Quelques définitions
La phytothérapie désigne la connaissance et l'utilisation des propriétés thérapeutiques des plantes.
Aujourd'hui, son efficacité est prouvée, et son utilisation quoique encore confidentielle et anecdotique est en pleine croissance.
La phytothérapie utilise les principes actifs de micronutriments présents dans une plante, si possible en veillant à utiliser le totum de la plante qui en potentialise l’action.
La nutrithérapie : la nutrithérapie utilise des dosages beaucoup plus importants en micronutriments et mobilise, en particulier pour ses complexes, les principes actifs de plusieurs plantes.
La nutrithérapie est une discipline issue de la médecine orthomoléculaire (Cf. Dr Pauling « l’inventeur » de la vitamine C) qui fit les premières études sur les micronutriments, en utilisant à chaque fois une seule molécule. Ainsi elle traitait le rachitisme avec la vitamine D, l’anémie avec le fer…
A l’origine : l’oxydation de l’organisme
L’organisme humain, au même titre qu’une pomme coupée en deux ou un morceau de fer, s’oxyde. L’oxydation, c’est le vieillissement accéléré de la cellule sous l’effet des radicaux libres, qui sont, en quelque sorte, les déchets de l’organisme.
Il existe des systèmes enzymatiques dans l’organisme pour se protéger de cette oxydation. D’autre part, l’alimentation comporte de nombreux éléments à effet anti-radicalaire ou anti-oxydant, comme les fruits et légumes.

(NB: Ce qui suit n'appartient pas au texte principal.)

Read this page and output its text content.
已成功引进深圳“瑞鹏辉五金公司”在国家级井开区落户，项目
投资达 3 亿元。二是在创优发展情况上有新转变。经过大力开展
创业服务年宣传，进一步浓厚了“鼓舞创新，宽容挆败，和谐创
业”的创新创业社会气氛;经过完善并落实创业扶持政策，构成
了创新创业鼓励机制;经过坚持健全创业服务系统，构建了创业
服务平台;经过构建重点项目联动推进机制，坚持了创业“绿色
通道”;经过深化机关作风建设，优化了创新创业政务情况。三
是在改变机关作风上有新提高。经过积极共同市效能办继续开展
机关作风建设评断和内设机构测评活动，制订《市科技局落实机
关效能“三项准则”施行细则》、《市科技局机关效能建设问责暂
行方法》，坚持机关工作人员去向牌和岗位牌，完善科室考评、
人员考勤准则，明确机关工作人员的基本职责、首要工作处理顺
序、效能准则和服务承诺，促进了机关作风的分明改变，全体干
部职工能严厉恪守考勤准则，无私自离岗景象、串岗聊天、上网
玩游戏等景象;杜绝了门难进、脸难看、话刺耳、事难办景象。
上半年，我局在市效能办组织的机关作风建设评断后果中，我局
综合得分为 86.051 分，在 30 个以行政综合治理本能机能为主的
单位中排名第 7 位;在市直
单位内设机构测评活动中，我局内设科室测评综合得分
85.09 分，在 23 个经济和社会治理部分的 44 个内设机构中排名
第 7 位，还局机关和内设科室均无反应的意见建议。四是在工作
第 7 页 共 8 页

Certains nutriments ont des vertus anti-radicalaires. Par exemple, le béta-carotène est très efficace contre le cancer du poumon … mais des études ont montré qu’administré directement, il augmentait le taux de cancers. On touchait les limites de l’approche orthomoléculaire, qui ne s’intéressait qu’à une molécule à la fois, sans prendre en compte le contexte originel du nutriment. Or justement, un nutriment n’est jamais seul dans la nature, il n’agit jamais seul. D’où la nécessité de complexes nutrithérapiques : la nutrithérapie était née.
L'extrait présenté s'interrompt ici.